The only problem here is to get Sugar together with Bertram, a task that becomes more difficult when Joe Lilac sends his henchman over to Sugar’s hideout with an engagement ring, the theory being that a wife
cannot be forced to testify against her husband. Sugar is less than impressed, so Pastrami tries to make her feel better: “He sends ya a love message! He says ta tell ya he gets more bang outa you than any dame he ever knew!” Pastrami then advises Sugar that he and Asthma will return to pick her up the following day, but “in the meantime,” he tells her, she should “lie low and stick close to the Ameche!” Even Sugar is mystified by this reference. She stops in her tracks at the front door, does a small double take, and asks, “The what?” “The telephone,” Asthma explains, evidently having just seen The Story of Alexander Graham Bell.
Bertram Potts, meanwhile, has concluded that Sugar must go. Not only is Miss Bragg offended by the presence of this flashy, sequined siren, but Bertram himself is unnerved by everything she represents.

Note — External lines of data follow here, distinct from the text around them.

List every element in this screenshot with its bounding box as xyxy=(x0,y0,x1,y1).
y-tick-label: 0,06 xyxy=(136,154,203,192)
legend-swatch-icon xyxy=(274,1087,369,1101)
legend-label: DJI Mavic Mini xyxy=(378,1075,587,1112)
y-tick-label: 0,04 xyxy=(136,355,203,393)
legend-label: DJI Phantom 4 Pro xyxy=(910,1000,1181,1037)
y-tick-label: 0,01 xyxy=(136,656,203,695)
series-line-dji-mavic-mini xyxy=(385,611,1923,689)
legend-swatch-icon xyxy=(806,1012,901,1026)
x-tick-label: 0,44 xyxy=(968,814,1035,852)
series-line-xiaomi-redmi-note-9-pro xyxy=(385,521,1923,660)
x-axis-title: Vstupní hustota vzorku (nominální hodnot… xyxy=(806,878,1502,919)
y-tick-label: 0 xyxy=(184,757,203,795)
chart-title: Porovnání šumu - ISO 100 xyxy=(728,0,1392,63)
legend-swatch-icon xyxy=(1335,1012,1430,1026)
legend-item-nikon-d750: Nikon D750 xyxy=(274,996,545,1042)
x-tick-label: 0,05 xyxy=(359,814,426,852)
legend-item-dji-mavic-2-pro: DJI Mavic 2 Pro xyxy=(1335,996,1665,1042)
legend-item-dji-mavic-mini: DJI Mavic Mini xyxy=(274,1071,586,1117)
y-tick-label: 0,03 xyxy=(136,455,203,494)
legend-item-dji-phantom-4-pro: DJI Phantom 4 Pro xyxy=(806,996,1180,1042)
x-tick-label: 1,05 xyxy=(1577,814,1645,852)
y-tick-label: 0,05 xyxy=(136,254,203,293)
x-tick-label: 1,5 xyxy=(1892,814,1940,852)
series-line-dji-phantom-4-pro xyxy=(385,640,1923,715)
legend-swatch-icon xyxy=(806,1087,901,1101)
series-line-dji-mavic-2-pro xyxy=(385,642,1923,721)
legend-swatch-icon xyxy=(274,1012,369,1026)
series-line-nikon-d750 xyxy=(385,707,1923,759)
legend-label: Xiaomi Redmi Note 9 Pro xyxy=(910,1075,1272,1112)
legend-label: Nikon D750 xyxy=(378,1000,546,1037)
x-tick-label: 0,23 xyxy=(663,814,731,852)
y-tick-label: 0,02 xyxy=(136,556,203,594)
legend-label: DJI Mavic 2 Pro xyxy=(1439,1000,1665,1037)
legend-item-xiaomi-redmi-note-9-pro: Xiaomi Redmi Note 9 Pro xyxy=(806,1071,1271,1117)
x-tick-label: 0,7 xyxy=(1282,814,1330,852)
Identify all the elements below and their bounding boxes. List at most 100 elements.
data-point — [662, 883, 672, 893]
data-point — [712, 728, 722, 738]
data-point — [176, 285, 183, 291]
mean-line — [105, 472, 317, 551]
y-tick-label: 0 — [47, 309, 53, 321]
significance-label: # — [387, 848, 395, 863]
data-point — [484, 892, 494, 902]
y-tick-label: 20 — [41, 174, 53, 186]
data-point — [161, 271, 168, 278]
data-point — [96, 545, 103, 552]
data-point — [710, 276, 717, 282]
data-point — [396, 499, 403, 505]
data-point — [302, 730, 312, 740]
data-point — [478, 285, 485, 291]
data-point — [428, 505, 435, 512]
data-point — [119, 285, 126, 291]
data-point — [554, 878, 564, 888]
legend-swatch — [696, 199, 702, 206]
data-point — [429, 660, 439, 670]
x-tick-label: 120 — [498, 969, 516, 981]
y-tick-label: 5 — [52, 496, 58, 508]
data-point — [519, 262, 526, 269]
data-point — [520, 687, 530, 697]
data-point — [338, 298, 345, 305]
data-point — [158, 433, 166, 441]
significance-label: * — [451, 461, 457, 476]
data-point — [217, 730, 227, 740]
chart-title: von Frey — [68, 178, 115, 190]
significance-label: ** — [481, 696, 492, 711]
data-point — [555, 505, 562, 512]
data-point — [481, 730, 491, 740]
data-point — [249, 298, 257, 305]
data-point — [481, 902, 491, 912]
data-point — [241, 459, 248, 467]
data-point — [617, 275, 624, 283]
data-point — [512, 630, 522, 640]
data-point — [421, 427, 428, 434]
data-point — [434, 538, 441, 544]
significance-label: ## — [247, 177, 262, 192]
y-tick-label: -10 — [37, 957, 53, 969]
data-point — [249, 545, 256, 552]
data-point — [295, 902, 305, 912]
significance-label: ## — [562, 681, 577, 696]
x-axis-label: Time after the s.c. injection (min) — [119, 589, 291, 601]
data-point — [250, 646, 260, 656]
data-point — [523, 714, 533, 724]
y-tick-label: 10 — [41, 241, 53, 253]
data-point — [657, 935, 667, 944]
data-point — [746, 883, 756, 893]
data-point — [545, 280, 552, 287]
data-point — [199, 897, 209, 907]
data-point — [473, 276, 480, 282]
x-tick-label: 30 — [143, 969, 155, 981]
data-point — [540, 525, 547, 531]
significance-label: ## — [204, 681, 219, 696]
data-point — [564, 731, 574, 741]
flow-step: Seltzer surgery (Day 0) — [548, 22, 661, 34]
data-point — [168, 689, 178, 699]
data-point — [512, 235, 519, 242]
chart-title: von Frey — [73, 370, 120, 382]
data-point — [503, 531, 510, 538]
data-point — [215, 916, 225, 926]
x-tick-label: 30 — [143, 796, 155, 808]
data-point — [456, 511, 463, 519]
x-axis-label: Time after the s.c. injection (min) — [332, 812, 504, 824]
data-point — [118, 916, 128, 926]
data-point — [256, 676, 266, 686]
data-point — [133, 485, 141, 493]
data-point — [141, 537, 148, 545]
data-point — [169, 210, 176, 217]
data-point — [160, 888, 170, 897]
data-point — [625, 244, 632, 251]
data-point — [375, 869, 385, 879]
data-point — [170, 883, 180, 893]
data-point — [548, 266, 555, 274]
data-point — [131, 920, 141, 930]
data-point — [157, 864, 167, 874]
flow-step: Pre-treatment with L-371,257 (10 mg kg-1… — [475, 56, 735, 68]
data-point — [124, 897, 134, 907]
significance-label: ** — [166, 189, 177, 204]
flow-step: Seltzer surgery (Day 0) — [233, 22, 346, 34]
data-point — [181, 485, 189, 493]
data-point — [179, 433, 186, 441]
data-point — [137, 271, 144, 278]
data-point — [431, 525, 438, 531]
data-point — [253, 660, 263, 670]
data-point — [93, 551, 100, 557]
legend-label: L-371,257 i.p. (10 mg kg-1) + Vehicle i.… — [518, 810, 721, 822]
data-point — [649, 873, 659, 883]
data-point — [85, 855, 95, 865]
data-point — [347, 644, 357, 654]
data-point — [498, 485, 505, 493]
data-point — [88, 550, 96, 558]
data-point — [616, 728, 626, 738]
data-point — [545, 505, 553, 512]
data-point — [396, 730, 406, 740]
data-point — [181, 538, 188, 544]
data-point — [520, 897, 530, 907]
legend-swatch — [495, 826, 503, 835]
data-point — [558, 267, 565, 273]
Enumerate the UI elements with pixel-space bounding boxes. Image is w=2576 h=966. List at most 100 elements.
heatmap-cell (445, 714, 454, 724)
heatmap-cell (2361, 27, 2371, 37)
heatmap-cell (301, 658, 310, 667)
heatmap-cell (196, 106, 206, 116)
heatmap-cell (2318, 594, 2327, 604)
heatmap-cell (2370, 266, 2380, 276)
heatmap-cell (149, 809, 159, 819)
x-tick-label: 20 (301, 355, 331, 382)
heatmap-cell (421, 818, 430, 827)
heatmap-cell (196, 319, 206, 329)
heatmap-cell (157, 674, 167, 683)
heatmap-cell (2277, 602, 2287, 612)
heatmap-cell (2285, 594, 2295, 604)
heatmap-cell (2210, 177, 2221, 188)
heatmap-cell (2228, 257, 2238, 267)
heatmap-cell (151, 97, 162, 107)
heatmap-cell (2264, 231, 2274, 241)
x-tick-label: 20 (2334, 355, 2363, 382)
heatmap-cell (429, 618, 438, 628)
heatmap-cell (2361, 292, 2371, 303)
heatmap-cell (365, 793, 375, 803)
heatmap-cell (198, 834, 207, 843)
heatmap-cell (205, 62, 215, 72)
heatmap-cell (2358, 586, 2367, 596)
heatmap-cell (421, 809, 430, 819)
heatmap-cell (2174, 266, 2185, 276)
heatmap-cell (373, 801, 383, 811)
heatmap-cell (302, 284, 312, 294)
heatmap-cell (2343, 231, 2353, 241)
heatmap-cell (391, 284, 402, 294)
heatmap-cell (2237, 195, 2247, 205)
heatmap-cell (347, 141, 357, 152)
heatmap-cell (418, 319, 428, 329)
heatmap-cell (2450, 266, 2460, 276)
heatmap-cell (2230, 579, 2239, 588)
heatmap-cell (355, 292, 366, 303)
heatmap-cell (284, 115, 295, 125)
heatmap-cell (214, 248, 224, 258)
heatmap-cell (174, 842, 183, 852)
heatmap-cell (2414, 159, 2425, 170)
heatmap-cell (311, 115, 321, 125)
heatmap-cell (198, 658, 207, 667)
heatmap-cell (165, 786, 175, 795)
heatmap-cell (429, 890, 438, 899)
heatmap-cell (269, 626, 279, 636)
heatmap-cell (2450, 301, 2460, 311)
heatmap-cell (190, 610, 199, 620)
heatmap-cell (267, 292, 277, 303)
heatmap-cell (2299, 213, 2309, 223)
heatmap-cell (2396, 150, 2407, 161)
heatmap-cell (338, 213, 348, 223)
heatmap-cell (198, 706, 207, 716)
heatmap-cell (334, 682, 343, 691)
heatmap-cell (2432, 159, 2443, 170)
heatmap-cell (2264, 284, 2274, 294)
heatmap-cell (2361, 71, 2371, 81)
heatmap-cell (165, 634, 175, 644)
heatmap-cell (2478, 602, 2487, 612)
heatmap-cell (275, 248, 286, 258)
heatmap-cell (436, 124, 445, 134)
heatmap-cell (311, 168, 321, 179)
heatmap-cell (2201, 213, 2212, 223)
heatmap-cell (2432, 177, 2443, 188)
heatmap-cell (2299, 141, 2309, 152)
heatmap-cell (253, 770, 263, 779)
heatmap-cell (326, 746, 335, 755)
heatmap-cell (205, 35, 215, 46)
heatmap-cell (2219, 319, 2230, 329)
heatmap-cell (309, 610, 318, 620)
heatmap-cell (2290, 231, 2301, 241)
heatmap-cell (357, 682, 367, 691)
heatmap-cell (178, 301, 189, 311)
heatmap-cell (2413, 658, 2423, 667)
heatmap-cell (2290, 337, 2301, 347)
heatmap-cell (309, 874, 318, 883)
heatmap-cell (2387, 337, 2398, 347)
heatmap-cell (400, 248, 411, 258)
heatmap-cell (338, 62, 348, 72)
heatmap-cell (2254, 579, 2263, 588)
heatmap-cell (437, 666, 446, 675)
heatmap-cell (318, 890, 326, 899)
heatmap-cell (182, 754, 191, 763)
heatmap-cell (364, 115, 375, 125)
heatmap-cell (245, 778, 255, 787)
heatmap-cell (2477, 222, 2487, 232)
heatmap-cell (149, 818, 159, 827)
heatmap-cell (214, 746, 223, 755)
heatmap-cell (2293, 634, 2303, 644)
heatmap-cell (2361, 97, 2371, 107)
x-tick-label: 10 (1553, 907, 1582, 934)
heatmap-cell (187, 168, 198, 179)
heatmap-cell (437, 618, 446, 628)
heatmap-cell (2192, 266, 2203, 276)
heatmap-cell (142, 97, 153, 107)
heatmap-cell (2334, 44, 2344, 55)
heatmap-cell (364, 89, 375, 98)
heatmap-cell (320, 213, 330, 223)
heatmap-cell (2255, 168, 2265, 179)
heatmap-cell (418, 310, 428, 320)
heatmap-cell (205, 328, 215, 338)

He clarifies his position: “Make no mistake. I shall regret the absence of your keen mind. Unfortunately, it is inseparable from an extremely disturbing body.” For her part, Sugarpuss eventually comes to understand that this gawky guy loves her; “Pottsie” is the first man in her life who respects and covets her soul as well as her body. This revelation of mutual tenderness and affection between two deeply flawed, superficially ridiculous, and radically mismatched people is not unique in Wilder’s career, but he would not achieve it on-screen again for another twenty-two years (when he made Irma la Douce). For whatever reason, Wilder was still receptive enough to this kind of heartbreakingly ideal love to write about it—and to write it so beautifully—in 1941. And he was lucky enough to be working with a director who knew precisely what he meant. Ball of Fire is as much a Billy Wilder romance as a Howard Hawks comedy.